In a personal meeting the other day I heard from a PPP MNA, a close associate of Zardari, that when the party members come to him with long faces, frightened by the rising dangers to their power, he raises their spirits in no time and they leave happily, saying: He is all right, he says all is well and there is nothing to fear as long as we stand united. So he enjoys the reputation of being a brave man among his party cadre. But Bhutto was no less a brave man, though at the end it could only help him saying to his executioner: Make it quick.
The truth is that it is only the people of Pakistan who can save Zardari if he opts to come out to them. He must rally all the enlightened intelligentsia of the country around him and prepare his party to find the battle on two fronts. First, that it is the people of Pakistan and their elected representatives who have the sole right to govern their country and not the clerics and, second, the view of Islam and the Sharia as propagated by the clerics is a tendentious, obscurantist view that conflicts with the teachings of the Quran and message of the Prophet Muhammad, peace be upon him.
On my part I, who am a member of the academia in this country, can offer support on the second front. And I will conclude this brief letter with two questions. First, the clerics claim their authority higher than the people’s legislature in the name of the divine right of the ulema to guard Islam and the lives of its adherents. Is this right sanctioned in the Quran? The simple answer is no, it contradicts the teaching, even the words of the Quran, and further, it had no sanction all along in the history of premodern Islamic civilization. It is simply the other side of the conventional belief in the divine of the kings and the Quran supports neither the one nor the other, for both stand and fall together.
Now there is an important concept of asbab an-nazul (the reasons or causes behind the revelation of the verses of the Quran) employed in the exegesis of the Quran which helps us in understanding the answer just given. Extending this concept we must ask as to what were the reasons of the descent of the Quran itself and the institution of a separate religion than Judaism and Christianity whose texts it affirmed again and again? One of the chief reasons was the institution of priesthood in both Judaism and Christianity that claimed a position between the believers and God and thereby claimed the right to control the whole mental and practical life of the believers. In the new dialectic between the individual and community that the Quran developed, each and every individual stood face to face with God while the right to legislate was invested in the community.

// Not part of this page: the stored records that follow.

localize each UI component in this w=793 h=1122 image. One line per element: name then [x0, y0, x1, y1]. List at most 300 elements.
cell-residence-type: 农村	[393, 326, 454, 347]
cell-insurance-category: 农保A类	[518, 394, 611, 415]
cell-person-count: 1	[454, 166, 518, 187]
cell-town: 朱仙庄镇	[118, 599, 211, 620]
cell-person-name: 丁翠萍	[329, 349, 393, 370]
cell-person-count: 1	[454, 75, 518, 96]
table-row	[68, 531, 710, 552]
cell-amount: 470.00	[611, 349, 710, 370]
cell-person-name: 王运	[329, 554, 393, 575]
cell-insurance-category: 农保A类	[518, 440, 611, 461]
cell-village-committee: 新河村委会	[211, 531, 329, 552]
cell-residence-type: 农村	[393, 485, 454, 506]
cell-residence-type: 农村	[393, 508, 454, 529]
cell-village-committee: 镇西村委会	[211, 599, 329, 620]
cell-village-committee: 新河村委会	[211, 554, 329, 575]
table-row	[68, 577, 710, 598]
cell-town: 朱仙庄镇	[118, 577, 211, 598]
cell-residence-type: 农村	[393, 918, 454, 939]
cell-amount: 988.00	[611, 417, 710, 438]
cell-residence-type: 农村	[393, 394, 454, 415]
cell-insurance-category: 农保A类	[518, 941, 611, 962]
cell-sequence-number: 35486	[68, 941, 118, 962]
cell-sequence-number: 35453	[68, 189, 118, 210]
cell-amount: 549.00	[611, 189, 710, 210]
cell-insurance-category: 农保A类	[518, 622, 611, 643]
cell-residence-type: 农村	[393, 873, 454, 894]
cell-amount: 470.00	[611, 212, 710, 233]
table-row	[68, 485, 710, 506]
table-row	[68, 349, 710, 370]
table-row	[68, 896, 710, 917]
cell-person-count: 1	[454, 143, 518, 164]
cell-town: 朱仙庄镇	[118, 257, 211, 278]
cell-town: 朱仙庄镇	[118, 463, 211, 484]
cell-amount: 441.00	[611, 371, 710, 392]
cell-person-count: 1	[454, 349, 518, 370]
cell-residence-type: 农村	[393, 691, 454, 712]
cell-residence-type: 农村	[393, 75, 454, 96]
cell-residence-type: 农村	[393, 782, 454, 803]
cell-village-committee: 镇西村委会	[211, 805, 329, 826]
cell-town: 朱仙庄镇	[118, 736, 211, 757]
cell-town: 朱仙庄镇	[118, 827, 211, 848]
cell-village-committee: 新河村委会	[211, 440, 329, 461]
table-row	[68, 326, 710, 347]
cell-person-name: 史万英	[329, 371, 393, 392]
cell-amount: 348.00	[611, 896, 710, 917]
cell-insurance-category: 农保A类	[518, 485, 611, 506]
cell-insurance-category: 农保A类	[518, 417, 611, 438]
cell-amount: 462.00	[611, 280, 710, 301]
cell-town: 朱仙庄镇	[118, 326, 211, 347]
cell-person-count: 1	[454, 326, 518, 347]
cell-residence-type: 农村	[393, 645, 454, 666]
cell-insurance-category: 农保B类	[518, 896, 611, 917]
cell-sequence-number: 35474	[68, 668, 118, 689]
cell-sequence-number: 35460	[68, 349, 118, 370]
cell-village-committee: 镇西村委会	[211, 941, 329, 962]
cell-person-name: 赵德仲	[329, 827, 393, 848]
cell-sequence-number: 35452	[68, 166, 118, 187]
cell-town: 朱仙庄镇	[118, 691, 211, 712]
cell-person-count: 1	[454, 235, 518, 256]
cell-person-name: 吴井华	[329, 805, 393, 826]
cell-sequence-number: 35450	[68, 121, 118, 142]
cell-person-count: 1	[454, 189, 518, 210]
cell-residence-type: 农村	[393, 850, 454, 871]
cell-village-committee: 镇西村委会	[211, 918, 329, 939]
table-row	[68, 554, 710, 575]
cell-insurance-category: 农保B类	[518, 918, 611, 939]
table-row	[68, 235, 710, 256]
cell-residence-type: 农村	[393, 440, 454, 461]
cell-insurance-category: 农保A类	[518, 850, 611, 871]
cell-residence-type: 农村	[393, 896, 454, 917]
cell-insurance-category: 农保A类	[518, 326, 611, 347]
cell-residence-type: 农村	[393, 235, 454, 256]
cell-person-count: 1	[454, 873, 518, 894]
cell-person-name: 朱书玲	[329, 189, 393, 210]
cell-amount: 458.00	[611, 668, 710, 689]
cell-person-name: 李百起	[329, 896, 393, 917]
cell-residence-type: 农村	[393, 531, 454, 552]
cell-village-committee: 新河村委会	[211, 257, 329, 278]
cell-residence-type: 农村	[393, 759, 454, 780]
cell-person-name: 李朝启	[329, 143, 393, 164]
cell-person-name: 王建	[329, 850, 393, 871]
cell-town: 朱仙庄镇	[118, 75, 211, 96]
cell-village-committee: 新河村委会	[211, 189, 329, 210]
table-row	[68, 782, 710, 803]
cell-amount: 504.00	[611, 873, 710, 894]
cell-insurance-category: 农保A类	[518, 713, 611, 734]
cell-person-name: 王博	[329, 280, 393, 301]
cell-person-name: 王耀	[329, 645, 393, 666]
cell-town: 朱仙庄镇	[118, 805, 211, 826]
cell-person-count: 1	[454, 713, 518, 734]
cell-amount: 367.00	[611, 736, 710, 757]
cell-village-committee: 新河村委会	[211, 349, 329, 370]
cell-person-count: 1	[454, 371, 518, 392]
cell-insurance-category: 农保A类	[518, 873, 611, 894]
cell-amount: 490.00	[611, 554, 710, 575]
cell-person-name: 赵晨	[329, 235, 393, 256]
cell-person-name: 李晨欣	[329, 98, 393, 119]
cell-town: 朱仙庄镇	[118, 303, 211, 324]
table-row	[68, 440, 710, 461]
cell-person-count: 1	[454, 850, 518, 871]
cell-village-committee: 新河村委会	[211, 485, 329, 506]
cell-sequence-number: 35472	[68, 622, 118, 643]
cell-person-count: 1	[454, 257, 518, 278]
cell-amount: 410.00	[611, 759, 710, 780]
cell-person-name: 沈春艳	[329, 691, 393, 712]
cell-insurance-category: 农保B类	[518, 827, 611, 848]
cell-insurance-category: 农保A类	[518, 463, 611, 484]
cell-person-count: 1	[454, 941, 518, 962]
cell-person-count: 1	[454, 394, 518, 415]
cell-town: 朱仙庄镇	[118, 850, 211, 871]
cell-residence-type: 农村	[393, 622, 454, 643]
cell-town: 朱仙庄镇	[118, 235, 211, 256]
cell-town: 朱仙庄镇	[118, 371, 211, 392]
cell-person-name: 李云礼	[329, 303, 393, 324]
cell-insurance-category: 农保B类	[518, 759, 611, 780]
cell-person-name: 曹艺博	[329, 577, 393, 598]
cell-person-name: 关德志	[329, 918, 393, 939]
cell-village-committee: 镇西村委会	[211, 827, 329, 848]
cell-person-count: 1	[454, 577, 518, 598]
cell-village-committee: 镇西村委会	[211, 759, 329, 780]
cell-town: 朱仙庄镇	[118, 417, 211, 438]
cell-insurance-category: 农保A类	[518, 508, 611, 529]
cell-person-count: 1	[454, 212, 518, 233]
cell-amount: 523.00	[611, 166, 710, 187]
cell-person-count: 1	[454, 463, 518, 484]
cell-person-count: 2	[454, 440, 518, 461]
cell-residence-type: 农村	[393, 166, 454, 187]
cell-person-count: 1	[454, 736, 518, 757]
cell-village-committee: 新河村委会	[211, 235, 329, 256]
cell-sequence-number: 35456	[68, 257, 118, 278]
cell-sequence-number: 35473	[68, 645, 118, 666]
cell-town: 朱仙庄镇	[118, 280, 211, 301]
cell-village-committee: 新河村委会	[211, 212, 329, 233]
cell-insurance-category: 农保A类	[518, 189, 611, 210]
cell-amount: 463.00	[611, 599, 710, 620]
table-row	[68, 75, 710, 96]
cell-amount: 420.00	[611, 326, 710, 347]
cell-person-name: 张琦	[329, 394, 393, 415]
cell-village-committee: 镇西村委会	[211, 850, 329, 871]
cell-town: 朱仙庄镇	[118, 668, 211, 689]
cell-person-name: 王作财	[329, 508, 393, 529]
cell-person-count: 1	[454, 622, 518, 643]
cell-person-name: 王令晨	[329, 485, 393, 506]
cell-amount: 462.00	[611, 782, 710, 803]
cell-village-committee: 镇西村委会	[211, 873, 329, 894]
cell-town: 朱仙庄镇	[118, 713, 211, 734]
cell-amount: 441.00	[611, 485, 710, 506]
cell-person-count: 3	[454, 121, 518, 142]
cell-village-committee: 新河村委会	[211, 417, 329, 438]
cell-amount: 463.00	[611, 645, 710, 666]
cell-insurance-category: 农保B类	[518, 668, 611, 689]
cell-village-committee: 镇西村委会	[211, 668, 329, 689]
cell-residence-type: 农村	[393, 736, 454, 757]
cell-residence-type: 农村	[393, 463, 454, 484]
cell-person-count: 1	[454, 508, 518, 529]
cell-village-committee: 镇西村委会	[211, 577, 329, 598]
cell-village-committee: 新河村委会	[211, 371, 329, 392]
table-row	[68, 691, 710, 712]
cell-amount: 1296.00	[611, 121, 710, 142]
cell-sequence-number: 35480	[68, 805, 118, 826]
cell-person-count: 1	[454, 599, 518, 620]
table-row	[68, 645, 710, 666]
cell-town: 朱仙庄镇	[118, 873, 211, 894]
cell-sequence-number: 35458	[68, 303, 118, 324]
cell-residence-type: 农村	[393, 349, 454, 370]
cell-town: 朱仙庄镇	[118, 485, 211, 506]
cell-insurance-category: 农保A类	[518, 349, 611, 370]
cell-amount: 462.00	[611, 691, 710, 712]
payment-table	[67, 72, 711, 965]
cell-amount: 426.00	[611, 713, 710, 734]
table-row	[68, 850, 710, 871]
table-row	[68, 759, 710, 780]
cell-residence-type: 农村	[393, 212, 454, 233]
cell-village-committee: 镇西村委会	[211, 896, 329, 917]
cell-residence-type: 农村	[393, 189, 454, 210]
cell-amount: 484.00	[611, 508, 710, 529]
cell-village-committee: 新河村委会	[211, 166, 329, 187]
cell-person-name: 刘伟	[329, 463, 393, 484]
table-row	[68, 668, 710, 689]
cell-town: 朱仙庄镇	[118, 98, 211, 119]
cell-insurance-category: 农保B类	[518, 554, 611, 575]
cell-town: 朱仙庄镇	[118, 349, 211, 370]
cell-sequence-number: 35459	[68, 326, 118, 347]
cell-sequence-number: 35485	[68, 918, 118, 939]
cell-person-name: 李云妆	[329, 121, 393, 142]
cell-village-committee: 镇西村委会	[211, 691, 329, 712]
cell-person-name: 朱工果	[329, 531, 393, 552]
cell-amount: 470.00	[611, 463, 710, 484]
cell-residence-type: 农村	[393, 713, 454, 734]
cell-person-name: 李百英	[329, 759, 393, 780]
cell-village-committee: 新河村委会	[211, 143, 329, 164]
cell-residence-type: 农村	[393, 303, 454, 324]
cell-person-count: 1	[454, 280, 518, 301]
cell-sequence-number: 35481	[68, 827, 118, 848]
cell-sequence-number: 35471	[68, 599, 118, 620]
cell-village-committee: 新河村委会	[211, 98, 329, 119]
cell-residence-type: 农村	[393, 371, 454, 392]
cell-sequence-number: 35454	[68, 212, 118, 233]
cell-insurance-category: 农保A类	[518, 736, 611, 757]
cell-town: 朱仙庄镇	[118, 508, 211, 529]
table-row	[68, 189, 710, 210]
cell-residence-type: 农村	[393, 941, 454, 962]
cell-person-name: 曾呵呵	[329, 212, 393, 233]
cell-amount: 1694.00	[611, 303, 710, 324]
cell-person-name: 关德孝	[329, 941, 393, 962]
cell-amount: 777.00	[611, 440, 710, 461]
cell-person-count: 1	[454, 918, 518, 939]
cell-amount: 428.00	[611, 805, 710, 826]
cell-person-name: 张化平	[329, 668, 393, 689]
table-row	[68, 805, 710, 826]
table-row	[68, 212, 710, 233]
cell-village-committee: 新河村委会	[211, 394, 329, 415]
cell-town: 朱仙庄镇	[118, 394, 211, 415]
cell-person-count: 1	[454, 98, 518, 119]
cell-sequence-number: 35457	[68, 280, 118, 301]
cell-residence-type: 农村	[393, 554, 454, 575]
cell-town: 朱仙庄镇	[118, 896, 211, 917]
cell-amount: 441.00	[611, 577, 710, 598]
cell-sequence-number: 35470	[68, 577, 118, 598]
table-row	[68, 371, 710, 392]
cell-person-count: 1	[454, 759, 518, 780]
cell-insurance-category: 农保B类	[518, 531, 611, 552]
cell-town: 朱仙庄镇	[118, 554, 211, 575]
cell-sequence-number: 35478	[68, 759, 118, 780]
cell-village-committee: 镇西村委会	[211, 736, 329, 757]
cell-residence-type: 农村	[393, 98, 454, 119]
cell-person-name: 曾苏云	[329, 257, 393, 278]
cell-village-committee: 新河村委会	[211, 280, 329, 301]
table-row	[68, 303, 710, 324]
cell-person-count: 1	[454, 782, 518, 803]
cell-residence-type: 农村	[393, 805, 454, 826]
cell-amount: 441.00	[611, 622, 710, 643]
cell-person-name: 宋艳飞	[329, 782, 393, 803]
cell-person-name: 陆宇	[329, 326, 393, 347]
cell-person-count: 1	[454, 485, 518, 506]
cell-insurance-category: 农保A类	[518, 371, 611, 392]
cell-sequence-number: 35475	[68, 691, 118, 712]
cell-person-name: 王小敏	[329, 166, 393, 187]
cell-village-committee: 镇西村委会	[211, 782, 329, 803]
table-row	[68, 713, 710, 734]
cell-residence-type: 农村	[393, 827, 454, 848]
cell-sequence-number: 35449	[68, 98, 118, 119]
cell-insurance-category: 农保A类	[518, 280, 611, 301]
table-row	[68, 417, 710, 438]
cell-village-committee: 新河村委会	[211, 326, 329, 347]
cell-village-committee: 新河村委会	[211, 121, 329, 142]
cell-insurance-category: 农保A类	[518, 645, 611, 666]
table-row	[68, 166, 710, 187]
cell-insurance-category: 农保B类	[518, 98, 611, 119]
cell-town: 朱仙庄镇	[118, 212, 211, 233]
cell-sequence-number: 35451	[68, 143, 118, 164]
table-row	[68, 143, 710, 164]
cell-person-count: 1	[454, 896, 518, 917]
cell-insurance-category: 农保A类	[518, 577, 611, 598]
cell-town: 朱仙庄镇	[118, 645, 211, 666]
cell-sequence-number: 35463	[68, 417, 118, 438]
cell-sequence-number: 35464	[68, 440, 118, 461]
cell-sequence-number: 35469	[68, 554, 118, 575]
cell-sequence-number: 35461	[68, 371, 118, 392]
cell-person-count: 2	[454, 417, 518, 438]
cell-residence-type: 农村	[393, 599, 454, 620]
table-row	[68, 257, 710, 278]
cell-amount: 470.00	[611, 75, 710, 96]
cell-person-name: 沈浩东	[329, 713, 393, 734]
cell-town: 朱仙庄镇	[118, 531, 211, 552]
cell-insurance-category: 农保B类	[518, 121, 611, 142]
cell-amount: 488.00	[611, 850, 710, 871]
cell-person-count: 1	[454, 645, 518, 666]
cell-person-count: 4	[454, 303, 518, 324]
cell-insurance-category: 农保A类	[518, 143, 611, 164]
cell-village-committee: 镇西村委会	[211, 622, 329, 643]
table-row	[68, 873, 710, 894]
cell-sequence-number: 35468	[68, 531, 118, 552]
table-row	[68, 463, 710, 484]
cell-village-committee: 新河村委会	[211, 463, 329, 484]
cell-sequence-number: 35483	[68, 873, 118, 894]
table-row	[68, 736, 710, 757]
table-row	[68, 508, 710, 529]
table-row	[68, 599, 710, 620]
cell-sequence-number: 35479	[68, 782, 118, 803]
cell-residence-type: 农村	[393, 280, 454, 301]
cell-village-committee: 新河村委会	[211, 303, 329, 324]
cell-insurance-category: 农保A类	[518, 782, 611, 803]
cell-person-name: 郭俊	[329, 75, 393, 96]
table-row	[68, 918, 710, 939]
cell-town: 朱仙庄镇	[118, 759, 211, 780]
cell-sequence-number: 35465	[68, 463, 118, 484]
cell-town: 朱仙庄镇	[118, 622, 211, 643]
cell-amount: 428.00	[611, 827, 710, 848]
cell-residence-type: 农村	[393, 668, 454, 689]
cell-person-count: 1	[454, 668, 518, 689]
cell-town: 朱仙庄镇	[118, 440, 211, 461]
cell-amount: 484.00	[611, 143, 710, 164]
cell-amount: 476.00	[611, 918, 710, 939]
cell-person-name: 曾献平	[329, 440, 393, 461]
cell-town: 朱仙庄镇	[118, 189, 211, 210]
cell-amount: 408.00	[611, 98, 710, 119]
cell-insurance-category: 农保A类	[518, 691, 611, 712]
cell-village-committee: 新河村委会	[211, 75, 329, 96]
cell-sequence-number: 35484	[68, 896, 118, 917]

It is clear then that the divine sanction of the clerical authority derives from Jewish and Christian influences and is therefore un-Islamic, for it is completely rejected by the Quran.
As for the second question, the clerics hold that the Quran is pre-eminently a book of the Law, or Sharia, and since they hold all the knowledge of it, they also hold the ultimate authority on how the people of this country should live their lives. Now there are 6236 verses of the Quran of which only 290 deal with the Law. What are the rest of the verses about? The truth is that they virtually do not exist for the clerics.